Pharmacy Utilization and Costs

The average pharmacy costs per patient were approximately 1.8 times higher in the migraine cohort compared with the control cohort ($8441 vs $4588, respectively; P <.0001) (Table 3). Patients with migraine were 2.6 times as likely to fill a prescription for a narcotic analgesic compared with control patients (15,277 vs 5932 patients, respectively). Among patients in the migraine cohort, a total of 59.46% of patients had at least 1 narcotic analgesic claim matched to headache (21.41%) or migraine (38.05%) medical claims (Table 4). A greater percentage of patients in the migraine cohort had ED encounters which included administration of narcotic analgesics (1.89%) compared with the control cohort (0.19%; P <.0001) (Table 5).

Discussion

Past studies analyzing migraine populations have suggested major economic and noneconomic burdens of migraine. Key findings of this retrospective study indicate that patients with migraine experience costs that are higher than those of patients without these severe headaches and associated symptoms. The higher costs can be attributed to higher numbers of ED visits, physician office appointments, pharmacy costs, and laboratory and imaging costs. Among patients with migraine, a higher proportion of patients utilize all service types. This includes 50% more physician office visits than their control cohort counterparts. Patients with migraine are more likely to visit EDs and to do so more often, possibly for narcotic analgesics.
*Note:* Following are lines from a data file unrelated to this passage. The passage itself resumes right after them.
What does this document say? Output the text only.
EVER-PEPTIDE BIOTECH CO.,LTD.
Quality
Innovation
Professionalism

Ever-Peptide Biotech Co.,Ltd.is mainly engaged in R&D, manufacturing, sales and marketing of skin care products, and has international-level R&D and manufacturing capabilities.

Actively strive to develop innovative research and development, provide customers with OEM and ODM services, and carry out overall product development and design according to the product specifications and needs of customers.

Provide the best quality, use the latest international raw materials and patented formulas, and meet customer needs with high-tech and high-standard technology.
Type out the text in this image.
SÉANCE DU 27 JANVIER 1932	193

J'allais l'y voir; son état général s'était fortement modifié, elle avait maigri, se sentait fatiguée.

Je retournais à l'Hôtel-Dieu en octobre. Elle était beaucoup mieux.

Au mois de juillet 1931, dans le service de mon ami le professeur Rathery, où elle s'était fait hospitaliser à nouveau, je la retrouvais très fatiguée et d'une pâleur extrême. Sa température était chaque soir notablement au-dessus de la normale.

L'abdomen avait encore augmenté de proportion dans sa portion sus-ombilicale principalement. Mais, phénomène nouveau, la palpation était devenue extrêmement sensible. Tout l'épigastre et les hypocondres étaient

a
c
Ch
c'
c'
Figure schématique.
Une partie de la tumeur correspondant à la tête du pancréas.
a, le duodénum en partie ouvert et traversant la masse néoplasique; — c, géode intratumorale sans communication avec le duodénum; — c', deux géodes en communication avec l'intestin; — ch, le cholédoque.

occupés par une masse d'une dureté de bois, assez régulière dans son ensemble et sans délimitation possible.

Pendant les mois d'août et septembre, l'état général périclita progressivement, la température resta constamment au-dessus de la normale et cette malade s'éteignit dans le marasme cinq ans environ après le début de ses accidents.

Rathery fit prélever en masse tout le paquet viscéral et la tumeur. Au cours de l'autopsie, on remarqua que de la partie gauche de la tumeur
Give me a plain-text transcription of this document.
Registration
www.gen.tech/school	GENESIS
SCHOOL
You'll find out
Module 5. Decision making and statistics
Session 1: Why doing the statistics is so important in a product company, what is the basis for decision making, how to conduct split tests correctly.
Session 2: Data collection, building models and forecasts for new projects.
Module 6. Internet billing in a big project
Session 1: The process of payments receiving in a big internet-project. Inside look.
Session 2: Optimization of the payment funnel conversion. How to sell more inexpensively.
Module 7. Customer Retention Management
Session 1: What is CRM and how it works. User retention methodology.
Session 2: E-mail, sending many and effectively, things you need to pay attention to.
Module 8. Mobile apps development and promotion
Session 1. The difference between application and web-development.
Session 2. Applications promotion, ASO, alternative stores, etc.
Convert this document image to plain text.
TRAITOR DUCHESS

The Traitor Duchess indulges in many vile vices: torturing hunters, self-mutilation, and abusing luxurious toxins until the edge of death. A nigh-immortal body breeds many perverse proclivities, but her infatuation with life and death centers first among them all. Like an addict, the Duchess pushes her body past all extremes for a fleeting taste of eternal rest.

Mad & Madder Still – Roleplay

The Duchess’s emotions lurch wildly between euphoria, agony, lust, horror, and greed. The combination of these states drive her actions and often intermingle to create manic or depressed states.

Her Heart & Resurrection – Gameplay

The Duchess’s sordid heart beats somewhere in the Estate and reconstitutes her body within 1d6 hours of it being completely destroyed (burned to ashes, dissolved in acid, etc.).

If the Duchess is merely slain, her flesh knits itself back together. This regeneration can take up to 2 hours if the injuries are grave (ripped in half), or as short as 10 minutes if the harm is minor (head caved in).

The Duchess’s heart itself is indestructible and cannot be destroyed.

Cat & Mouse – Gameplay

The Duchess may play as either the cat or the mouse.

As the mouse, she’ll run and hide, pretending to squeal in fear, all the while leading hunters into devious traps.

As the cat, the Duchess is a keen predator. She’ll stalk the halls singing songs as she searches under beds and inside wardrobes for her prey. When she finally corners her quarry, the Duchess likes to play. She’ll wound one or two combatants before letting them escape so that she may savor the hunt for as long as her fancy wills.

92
Furthermore, patients with migraine have noticeably higher usage of narcotic analgesics, both in the proportion of patients and the total number of prescriptions. Among patients receiving a narcotic analgesic, those with migraine fill more prescriptions than those without migraine.

Patients with migraine have a higher number of encounters (laboratory, ED, radiology, inpatient hospitalization, outpatient, and physician office) per patient compared with patients without migraine, resulting in higher costs per patient. The diagnoses for these encounters were not evaluated, however, limiting the ability to distinguish the association between encounters that were migraine-related and those that were not.